- Theatrical release poster
- Directed by: Major Sundarrajan
- Written by: Major Sundarrajan K. Dinakar (dialogues)
- Produced by: Pala. Karuppiah S. Sampath
- Starring: Kamal Haasan Urvashi
- Cinematography: T. S. Vinayagam
- Edited by: R. Devarajan
- Music by: Ilaiyaraaja
- Production company: Geethakamalam Movies
- Release date: 31 May 1985;
- Country: India
- Language: Tamil

= Andha Oru Nimidam =

1985 film by Major Sundarrajan

Andha Oru Nimidam is a 1985 Tamil-language thriller film directed and written by Major Sundarrajan. The film stars Kamal Haasan and Urvashi while Sundarrajan, Jayamalini, Thengai Srinivasan and Pandari Bai play supporting roles. It was released on 31 May 1985.

== Plot ==

Kumar is a lawyer by profession and also actively involved in social work. He falls in love with Vasanthi, a village girl and her grandfather works as housekeeper/car driver in Raj Shekhar's house. One day Raj Shekhar murders his friend/partner Madan and cunningly puts the blame on the grandfather who is arrested and put behind bars. He manages to escape from prison one night to kill Raj Shekhar, but is murdered by Raj Shekhar in front of Kumar and Vasanthi instead. Kumar tries his best to prove in court that Raj Shekar is guilty but loses the case as there is no proper proof of Raj Shekar's guilt. Kumar, with the help of Vasanthi starts investigating and gathering evidence of the murders of Madan and the grandfather. Kumar's family and his lady love, Vasanthi, are put in danger as he tries to prove Raj Shaekar's guilt. How does Kumar catch the culprit Raj Shekhar? What happens to the love of Kumar and Vasanthi? The climax reveals all these answers.

== Production ==
Sundarrajan, in addition to directing, also played the main antagonist. A day's production schedule was cancelled because of the assassination of Indira Gandhi. The film was launched at Prasad Studios along with song recording.

== Soundtrack ==
The music was composed by Ilaiyaraaja. The songs were composed at a place near Aliyar Dam. The orchestration for "Siriya Paravai" was finished by Ilaiyaraaja in half an hour.

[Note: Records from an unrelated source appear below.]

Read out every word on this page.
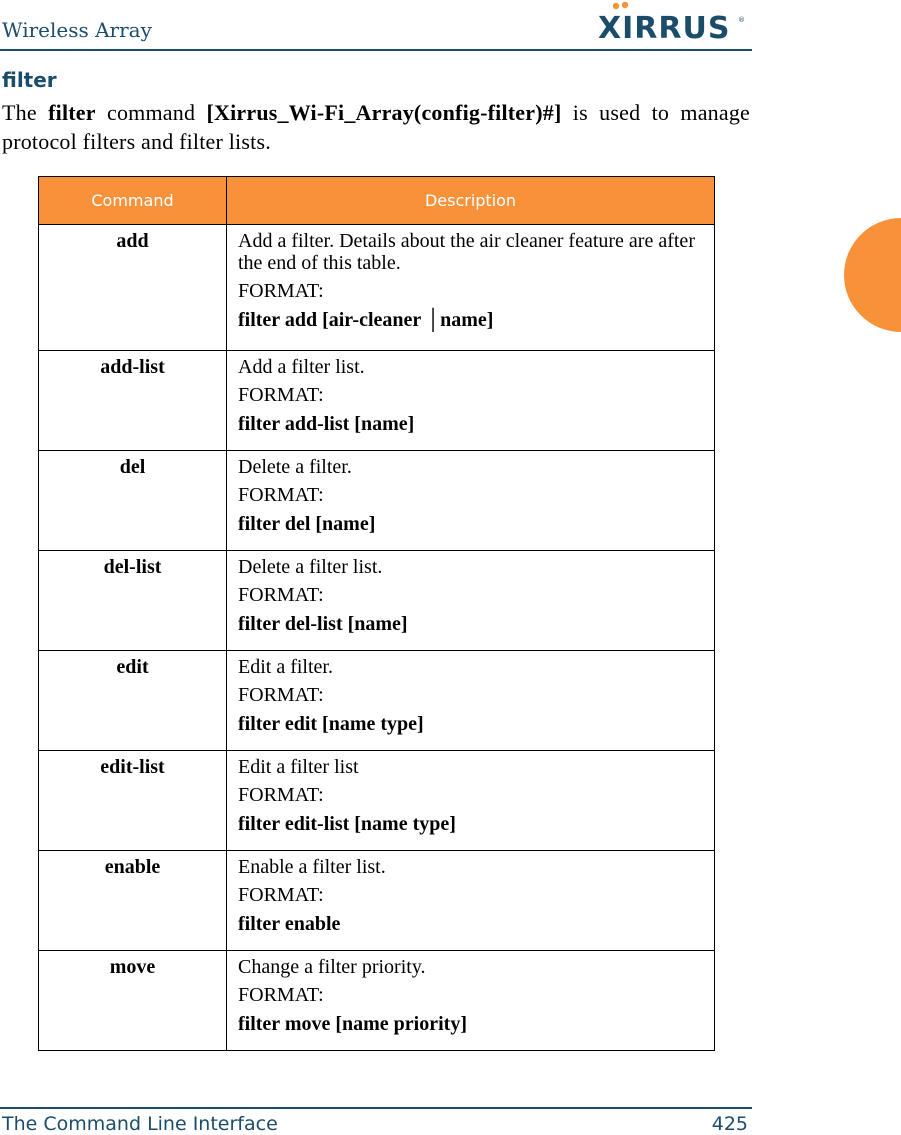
Wireless Array	XIRRUS ®
filter
The filter command [Xirrus_Wi-Fi_Array(config-filter)#] is used to manage protocol filters and filter lists.
Command	Description

add	Add a filter. Details about the air cleaner feature are after the end of this table.
FORMAT:
filter add [air-cleaner │name]

add-list	Add a filter list.
FORMAT:
filter add-list [name]

del	Delete a filter.
FORMAT:
filter del [name]

del-list	Delete a filter list.
FORMAT:
filter del-list [name]

edit	Edit a filter.
FORMAT:
filter edit [name type]

edit-list	Edit a filter list
FORMAT:
filter edit-list [name type]

enable	Enable a filter list.
FORMAT:
filter enable

move	Change a filter priority.
FORMAT:
filter move [name priority]
The Command Line Interface	425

The movie was dubbed into Telugu as Dongala Vetagadu and lyrics were written by Rajashri

Tamil Track listing
| No. | Title | Lyrics | Singer(s) | Length |
|---|---|---|---|---|
| 1. | "Alaigalil Midhakkudhu" | Vairamuthu | S. P. Balasubrahmanyam, S. Janaki | 4:27 |
| 2. | "Pachondiyye Kelada" | Gangai Amaran | S. P. Balasubrahmanyam | 4:28 |
| 3. | "Kaathiruppadhu Pathiruppadhu" | Gangai Amaran | S. P. Balasubrahmanyam, Malaysia Vasudevan | 4:30 |
| 4. | "Siriya Paravai" | Vairamuthu | S. P. Balasubrahmanyam, S. Janaki | 5:50 |
| 5. | "Thevai Indha Paavai" | Na. Kamarasan | S. P. Balasubrahmanyam, S. P. Sailaja | 4:20 |
| 6. | "Nalla Neram Neram" | Vairamuthu | S. Janaki | 4:04 |
| Total length: |  |  |  | 27:39 |

Telugu (dubbed) Track listing
| No. | Title | Singer(s) | Length |
|---|---|---|---|
| 1. | "Aasalu Palikenu" | S. P. Balasubrahmanyam, S. P. Sailaja | 4:27 |
| 2. | "Mugisenu New Katha" | S. P. Balasubrahmanyam | 4:28 |
| 3. | "Baatanepudu Jaarakura" | S. P. Balasubrahmanyam, M. Ramarao | 4:30 |
| 4. | "Kanulu Palike" | S. P. Balasubrahmanyam, S. P. Sailaja | 5:50 |
| 5. | "A1 Kanne Pilla" | S. P. Balasubrahmanyam, S. P. Sailaja | 4:20 |
| 6. | "Naaku Yogam" | S. P. Sailaja | 4:04 |
| Total length: |  |  | 27:39 |

== Critical reception ==
Balumani of Anna praised the acting of the star cast and Ilaiyaraaja's music, and called it an entertaining film.